PyTables enhancements for selection · Issue #1996 · pandas-dev/pandas (original) (raw)
now
changes to pandas.io.pytables to support more natural selection (from tables):
- rename column -> major, index -> minor ( to be more consistent with panel nomenclature)
- provide parsable string selection methodology - pretty easy to do - and can be backwards compatible
store.select('mypanel', where = [ 'major>=20120103', 'major<=20120401', dict(minor = ['A','B','C' ]))
rather than existing
store.select('mypanel', where = [
dict(field = 'column', op = '>=', value = datetime.datetime(2012,1,3)),
dict(field = 'column', op = '<=', value = datetime.datetime(2012,4,1)),
dict(field = 'index', value = ['A','B','C']) ])
future
not sure that pandas should get really fancy just yet with operations - (e.g. 'or' operations, and actual value selection)

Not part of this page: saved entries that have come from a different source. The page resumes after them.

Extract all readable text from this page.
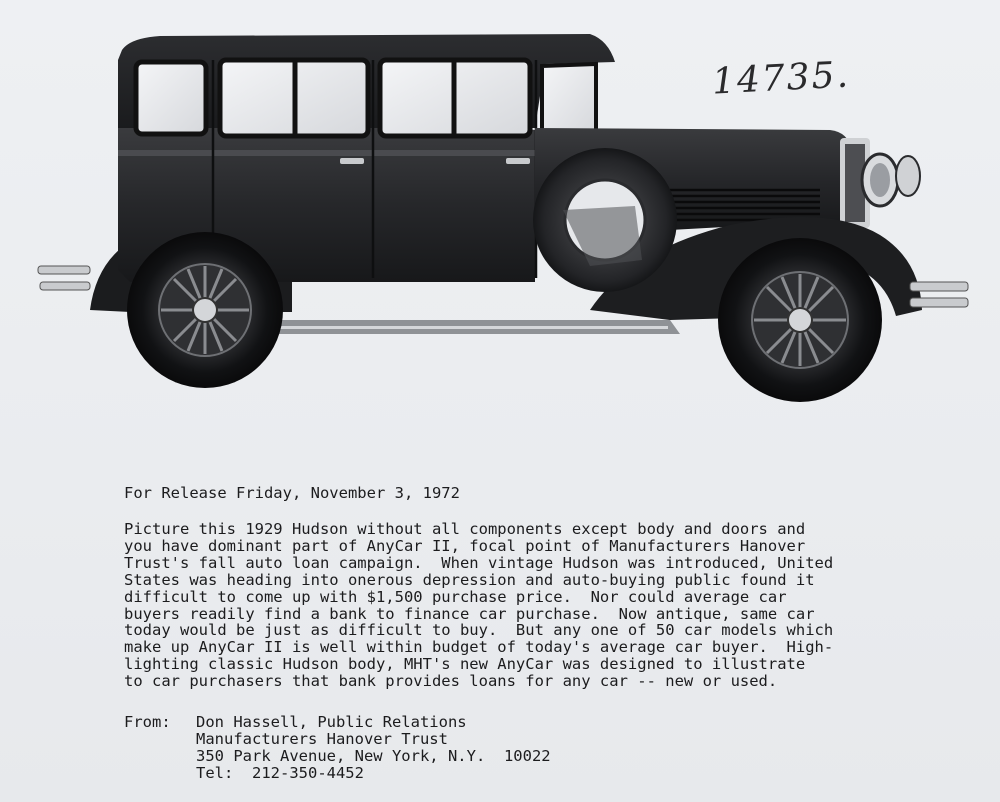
14735.
For Release Friday, November 3, 1972
Picture this 1929 Hudson without all components except body and doors and
you have dominant part of AnyCar II, focal point of Manufacturers Hanover
Trust's fall auto loan campaign.  When vintage Hudson was introduced, United
States was heading into onerous depression and auto-buying public found it
difficult to come up with $1,500 purchase price.  Nor could average car
buyers readily find a bank to finance car purchase.  Now antique, same car
today would be just as difficult to buy.  But any one of 50 car models which
make up AnyCar II is well within budget of today's average car buyer.  High-
lighting classic Hudson body, MHT's new AnyCar was designed to illustrate
to car purchasers that bank provides loans for any car -- new or used.
From: Don Hassell, Public Relations
Manufacturers Hanover Trust
350 Park Avenue, New York, N.Y.  10022
Tel:  212-350-4452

where = [ ( 'major>20120901' & dict(minor = ['A','B','C']) | (minor = ['D']) ]
where = [ item['foo']>2.0 ]
but probably necessary once pandas support 'chunking' type operations on pytables
need to build a full-fledged selection parser to translate to the numexpr type operations (maybe with a patsy backend????)
BUT this may actually be useful to support generic operations in this way on in-memory panels/frames
not sure of use cases here though - I usually just read in 'about' what data I need and sub-select from there
unless you have hundreds of millions of rows I don't know if its necessary to optimize more (in which case it is!)